Tanto em Immortality for Two como em Anti-Marta, o resultado é uma tensão entre a individualidade de cada um e a união. Como as linhas celulares imortais estão envolvidas na defesa imunitária, apesar de provirem de duas pessoas apaixonadas, precisam de ser mantidas em isolamento perpétuo. Os transplantes de pele também foram rapidamente rejeitados, dadas as diferenças imunitárias. No entanto, nos dois casos, o pacto pode sobreviver. As linhas celulares imortais podem coexistir no espaço virtual onde a projecção vídeo das culturas celulares vivas se intersectam na instalação. De modo semelhante, a rejeição de enxertos de pele levou à produção de moléculas (anticorpos) capazes de identificar o outro para sempre, uma espécie de sexto sentido que pode ser visualizado através do isolamento de anticorpos apropriados.
Estas duas obras incitam-nos a uma reflexão sobre a forma como nos podemos ligar a outra pessoa e ainda assim manter um forte sentido de identidade. Provam que não só uma mulher e um homem podem afirmar a sua relação e identidade, mas também uma artista e um cientista podem demonstrar a ligação entre as duas disciplinas, ao mesmo tempo que mantêm a sua individualidade. Propõem a necessidade de um equilíbrio entre acordo e desacordo (fazendo um paralelismo com o sistema imunitário, um equilíbrio entre agressão e tolerância) a fim de manter uma relação viva, empolgante e interessante para todas as partes envolvidas.
O vídeo Anti-Marta foi realizado por Jamie Hurcomb.
É o sistema imunitário que identifica e regula a fronteira entre cada ser e o mundo que o envolve. Como afirma Marta de Menezes, ele «identifica quem somos e quem é o outro». A ideia de «imunidade emparceirada», Paired Immunity, é assim uma expressão que comporta uma tensão dialéctica, uma espécie de paradoxo. O conceito de imunidade aponta para uma barreira que separa o ser do mundo, que impede a sua contaminação pelo outro. A ideia do indivíduo autónomo, auto-suficiente, imune às condições e contingências que o rodeiam, imune aos outros com quem partilha o planeta é intrínseca à modernidade, assim como a ideia da separação entre áreas disciplinares.
O trabalho de Marta de Menezes joga com e desafia todas estas fronteiras.
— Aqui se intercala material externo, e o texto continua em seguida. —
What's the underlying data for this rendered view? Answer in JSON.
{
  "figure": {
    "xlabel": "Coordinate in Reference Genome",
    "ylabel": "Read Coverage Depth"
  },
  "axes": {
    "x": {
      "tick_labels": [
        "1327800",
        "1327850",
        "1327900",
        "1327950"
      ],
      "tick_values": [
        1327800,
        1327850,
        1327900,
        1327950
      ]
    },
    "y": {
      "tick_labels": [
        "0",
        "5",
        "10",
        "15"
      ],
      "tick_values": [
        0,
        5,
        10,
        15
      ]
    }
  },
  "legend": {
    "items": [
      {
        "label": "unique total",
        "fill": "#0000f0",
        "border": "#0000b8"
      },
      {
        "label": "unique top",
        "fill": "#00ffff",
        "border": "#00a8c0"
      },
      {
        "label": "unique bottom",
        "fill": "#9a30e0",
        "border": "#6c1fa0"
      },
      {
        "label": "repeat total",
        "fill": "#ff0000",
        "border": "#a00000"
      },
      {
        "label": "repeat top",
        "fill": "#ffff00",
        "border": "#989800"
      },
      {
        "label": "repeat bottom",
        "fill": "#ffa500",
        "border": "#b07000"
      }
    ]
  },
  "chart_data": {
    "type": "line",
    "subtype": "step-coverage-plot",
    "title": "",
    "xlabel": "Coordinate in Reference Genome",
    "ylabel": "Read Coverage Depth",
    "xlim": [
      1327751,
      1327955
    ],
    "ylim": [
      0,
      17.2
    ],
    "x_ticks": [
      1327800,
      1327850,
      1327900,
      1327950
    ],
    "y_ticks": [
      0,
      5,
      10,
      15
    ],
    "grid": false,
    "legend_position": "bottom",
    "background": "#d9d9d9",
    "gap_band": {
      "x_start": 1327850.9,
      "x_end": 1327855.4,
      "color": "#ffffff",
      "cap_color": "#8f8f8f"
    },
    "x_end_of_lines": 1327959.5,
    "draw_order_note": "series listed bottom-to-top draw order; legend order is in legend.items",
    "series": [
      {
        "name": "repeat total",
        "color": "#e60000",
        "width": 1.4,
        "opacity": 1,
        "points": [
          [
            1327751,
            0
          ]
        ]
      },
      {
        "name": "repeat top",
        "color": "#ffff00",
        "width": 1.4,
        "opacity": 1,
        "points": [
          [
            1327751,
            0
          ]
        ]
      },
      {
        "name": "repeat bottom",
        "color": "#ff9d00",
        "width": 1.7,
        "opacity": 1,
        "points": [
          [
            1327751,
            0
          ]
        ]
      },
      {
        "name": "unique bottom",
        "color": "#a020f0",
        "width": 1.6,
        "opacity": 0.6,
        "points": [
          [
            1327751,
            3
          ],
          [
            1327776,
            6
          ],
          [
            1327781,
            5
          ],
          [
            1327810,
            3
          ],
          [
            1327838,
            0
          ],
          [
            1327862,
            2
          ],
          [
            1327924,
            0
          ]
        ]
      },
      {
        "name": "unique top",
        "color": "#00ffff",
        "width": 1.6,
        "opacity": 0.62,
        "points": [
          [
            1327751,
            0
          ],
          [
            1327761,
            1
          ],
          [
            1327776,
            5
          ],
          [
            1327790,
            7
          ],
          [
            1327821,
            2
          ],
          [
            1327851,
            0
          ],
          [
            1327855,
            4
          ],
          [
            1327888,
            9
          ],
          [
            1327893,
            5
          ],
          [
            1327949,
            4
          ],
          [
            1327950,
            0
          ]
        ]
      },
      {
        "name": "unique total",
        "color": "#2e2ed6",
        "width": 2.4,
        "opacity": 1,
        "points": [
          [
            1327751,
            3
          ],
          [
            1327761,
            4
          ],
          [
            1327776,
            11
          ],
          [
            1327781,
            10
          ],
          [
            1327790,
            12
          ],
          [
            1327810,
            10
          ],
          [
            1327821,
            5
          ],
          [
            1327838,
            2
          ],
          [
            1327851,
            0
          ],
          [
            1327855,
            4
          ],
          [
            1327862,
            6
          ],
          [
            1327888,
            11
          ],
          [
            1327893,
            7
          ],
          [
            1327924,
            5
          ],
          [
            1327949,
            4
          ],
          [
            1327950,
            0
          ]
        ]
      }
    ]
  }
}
Ocupa um campo interdisciplinar no cruzamento das artes visuais, da investigação na biologia e das possibilidades da tecnologia e, em simultâneo, problematiza a tensão entre a individualidade humana e a forma como a relação com os outros e com o mundo, fulcral para a vida, contamina e transforma a identidade.
Nos seus projectos artísticos, Marta de Menezes explora a potencialidade expressiva e imagética dos materiais biológicos, da própria materialidade da vida. O seu trabalho representa uma abordagem singular ao corpo, tornando visíveis os processos moleculares que o compõem. Marta utiliza e incorpora a biologia enquanto forma de conhecimento para experimentar alterações desses processos e incorpora nas suas obras técnicas biológicas como meio de expressão artística e criação de imagens. Operando a uma micro-escala na matéria biológica, introduz nos seus processos especulativos a trama de relações pessoais e afectivas que a envolve, o que nos leva a experimentar o seu trabalho artístico por meio de várias escalas, distâncias e perspectivas. Mais do que um trabalho sobre o corpo, é um trabalho no e com o corpo.